Complement activation induced by exposure of plasma to the foreign CPB circuit causes a generalized inflammatory reaction characterized by the release of multiple cytokines, lymphokines, and proteases. Furthermore, this cascade of events augments platelet activation, coagulation, and fibrinolysis. The resulting coagulation contributes to ischemia-reperfusion injury in various end organs. Platelet disruption occurs as a result of direct contact with the circuit’s inner surface, especially at the level of the oxygenator. Platelet dysfunction also occurs as a consequence of complement-induced opsonization in addition to the generalized inflammatory state. Ultimately, the fibrinolytic pathway is activated by CPB increasing levels of tissue plasminogen activator (tPA) in response to endothelial damage, platelet activation, and complement activation. Hemodilution and consumption of these clotting factors contribute to a bleeding diathesis postoperatively. Red blood cell disruption, which manifests as hemoglobinuria, correlates directly with the intensity of pump sucker use as well as with the total duration of CPB. White blood cell activation and subsequent sequestration in the lungs can occur as a result of CPB. When combined with complement activation and high levels of circulating cytokines, this can lead to pulmonary edema and injury and, rarely, postoperative acute respiratory distress syndrome (ARDS).

Myocardial Protection

An essential component to most cardiac surgical procedures is ensuring viability of the heart while the aortic cross-clamp is in place (the period of cardiac ischemia). When CPB is first initiated, blood flow and oxygenation to the heart persist (via flow through coronary arteries). However, many operations on the heart require a bloodless field and cessation of the heart’s contractions. In order to exclude the heart from the bypassed blood flow, a clamp is placed on the ascending aorta, proximal to the arterial blood outflow from CPB, inhibiting blood from perfusing the myocardium. Although this ischemic period is necessary, a number of methods aimed at reducing myocardial oxygen consumption, restoring a modest amount of blood flow to the heart, and ensuring the heart remains empty optimize the conditions during the myocardial ischemic period, making it easier to come off CPB after cardiac reperfusion.

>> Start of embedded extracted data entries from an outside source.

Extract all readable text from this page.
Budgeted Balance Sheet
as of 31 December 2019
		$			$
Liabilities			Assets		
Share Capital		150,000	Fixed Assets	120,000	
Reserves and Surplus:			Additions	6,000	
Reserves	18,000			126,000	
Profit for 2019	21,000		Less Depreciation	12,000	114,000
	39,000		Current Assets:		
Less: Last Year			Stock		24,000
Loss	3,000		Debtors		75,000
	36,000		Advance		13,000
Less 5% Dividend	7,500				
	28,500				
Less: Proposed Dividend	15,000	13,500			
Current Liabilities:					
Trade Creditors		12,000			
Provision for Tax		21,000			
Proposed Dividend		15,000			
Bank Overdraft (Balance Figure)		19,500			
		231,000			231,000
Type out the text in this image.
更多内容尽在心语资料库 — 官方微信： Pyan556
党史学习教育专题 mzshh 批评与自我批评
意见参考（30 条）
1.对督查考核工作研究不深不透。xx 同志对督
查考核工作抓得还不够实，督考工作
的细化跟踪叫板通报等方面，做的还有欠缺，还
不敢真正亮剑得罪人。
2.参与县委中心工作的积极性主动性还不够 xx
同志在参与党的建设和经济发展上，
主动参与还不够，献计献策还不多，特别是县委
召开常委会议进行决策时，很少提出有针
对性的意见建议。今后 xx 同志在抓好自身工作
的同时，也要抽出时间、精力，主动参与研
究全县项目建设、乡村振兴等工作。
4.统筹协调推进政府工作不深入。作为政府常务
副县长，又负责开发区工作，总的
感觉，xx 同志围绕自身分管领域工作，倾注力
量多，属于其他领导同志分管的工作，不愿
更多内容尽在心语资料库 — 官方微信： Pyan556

Decreasing myocardial oxygen consumption minimizes the need to constantly supply blood flow to the heart. Delivery of a high potassium concentration solution (cardioplegia) into the aortic root, proximal to the aortic cross clamp, and subsequently into the coronary arteries (assuming the aortic valve is competent) will arrest the heart in diastole, immediately decreasing oxygen consumption by at least 90%. Another key aspect of myocardial protection is ensuring that the heart remains empty throughout the procedure and does not fill with blood, causing distention of the cavities and increased myocardial oxygen consumption. This is attained by placement of catheters (“vents”), which continuously divert any intracardiac blood back into the CPB circuit.

Finally, both myocardial and systemic hypothermia are induced intraoperatively to help minimize oxygen consumption of all organs. Typically, cardioplegia is delivered to the heart at 9.0^° to 15.0^° C and the body is cooled to 32.0^° C during CPB. This is achieved by cooling the blood externally while it is in the CPB circuit.

Evaluation of Cardiac Function in the Intensive Care Unit

In general, all patients are routinely admitted to the ICU after heart surgery. Many of these patients arrive to the ICU intubated with invasive hemodynamic monitoring and are receiving a variety of vasoactive infusions. It is essential in the early postoperative period to monitor recovery of heart function and recovery from anesthesia, to accurately quantify bleeding from chest tubes, and to evaluate end organ function.